Michael Carney, who spent more than 30 years working at Venture Inn, died Aug. 20 of a heart attack.
Carney, a native of Northeast Philadelphia, joined the Venture Inn team around 1980, initially as a dishwasher, and worked his way up to waiter.
Lenny Cooney, the establishment’s former manager, hired Carney and said that, once he became a waiter, he immediately started building a following.
“In those days, we concentrated on the restaurant more so than the bar; the restaurant actually carried the bar in those days, that’s how busy we were,” Cooney said. “And Michael had a steady flow of clientele. They would come in and would wait hours to be seated at his station. That’s how well-liked he was.”
That popularity only grew with his tenure at the restaurant.
“As soon as people would walk in, they’d say, ‘Is Michael here?’” said Venture Inn bartender Henry Brinton. “He’d know which table customers wanted, what they wanted to eat, drink. He’d pretty much been waiting on some of the same people since he started here when he was young. He’d sit down and talk with them about the old days, about baseball. The other waiters would just be standing around the dining room with nothing to do because everyone wanted Michael. He was very well-liked, by customers and staff.”

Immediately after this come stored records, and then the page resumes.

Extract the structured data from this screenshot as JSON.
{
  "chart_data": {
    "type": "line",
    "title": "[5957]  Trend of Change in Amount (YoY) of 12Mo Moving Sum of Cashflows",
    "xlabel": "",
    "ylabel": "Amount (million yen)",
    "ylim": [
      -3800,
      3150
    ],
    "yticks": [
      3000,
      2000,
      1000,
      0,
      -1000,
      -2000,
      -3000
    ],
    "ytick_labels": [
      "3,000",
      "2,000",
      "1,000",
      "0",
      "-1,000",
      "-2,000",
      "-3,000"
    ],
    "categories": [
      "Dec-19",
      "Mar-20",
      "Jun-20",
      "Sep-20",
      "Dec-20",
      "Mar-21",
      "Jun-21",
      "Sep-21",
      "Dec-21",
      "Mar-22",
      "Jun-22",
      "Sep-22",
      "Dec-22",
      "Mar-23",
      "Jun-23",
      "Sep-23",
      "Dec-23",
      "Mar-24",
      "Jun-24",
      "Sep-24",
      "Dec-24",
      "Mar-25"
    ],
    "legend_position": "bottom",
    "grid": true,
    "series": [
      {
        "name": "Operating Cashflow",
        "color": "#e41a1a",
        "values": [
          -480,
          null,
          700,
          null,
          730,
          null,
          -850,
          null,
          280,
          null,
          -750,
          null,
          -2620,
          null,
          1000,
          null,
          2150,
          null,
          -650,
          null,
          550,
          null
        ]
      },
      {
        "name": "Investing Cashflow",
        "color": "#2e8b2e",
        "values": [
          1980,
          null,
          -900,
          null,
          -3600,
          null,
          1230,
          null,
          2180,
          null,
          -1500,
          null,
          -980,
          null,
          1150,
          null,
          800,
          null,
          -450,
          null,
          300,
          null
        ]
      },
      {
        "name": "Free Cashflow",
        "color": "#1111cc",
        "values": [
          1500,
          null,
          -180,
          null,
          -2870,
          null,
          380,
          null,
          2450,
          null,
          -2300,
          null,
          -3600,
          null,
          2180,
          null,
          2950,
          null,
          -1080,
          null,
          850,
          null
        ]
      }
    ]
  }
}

Carney was a fountain of little-known facts, Cooney said, especially about entertainment gossip of the day.
“He was very inquisitive about movie stars, wanted to know all about them. When computers first came out, he was one of the first ones to go out and grab one and would go home after work and spend time looking up all this gossip,” Cooney laughed. “He could tell you when stars were born, who they slept with, all kinds of stuff. It was a big joke at the restaurant that anything you didn’t know, you could ask Michael. He was a very smart man.”
Carney was also a gambling enthusiast and would often take trips to Atlantic City.
“He loved the casino,” Cooney said. “We’d head down there and have comps for meals, shows, and we’d get a group and he’d use his comps. He was a very giving, caring, sharing person. He would give you the shirt off his back if he could.”
That generosity extended throughout his relationships, Cooney said.
“If I was ever troubled about something, he’d sit with me and talk and listen. And he gave some good advice for a young fellow. I listened to him,” Cooney said. “He was an all-around good person.”
Details on a memorial service are pending.
In addition to his Venture Inn family, Carney is survived by his father, sister, brother-in-law and nephew.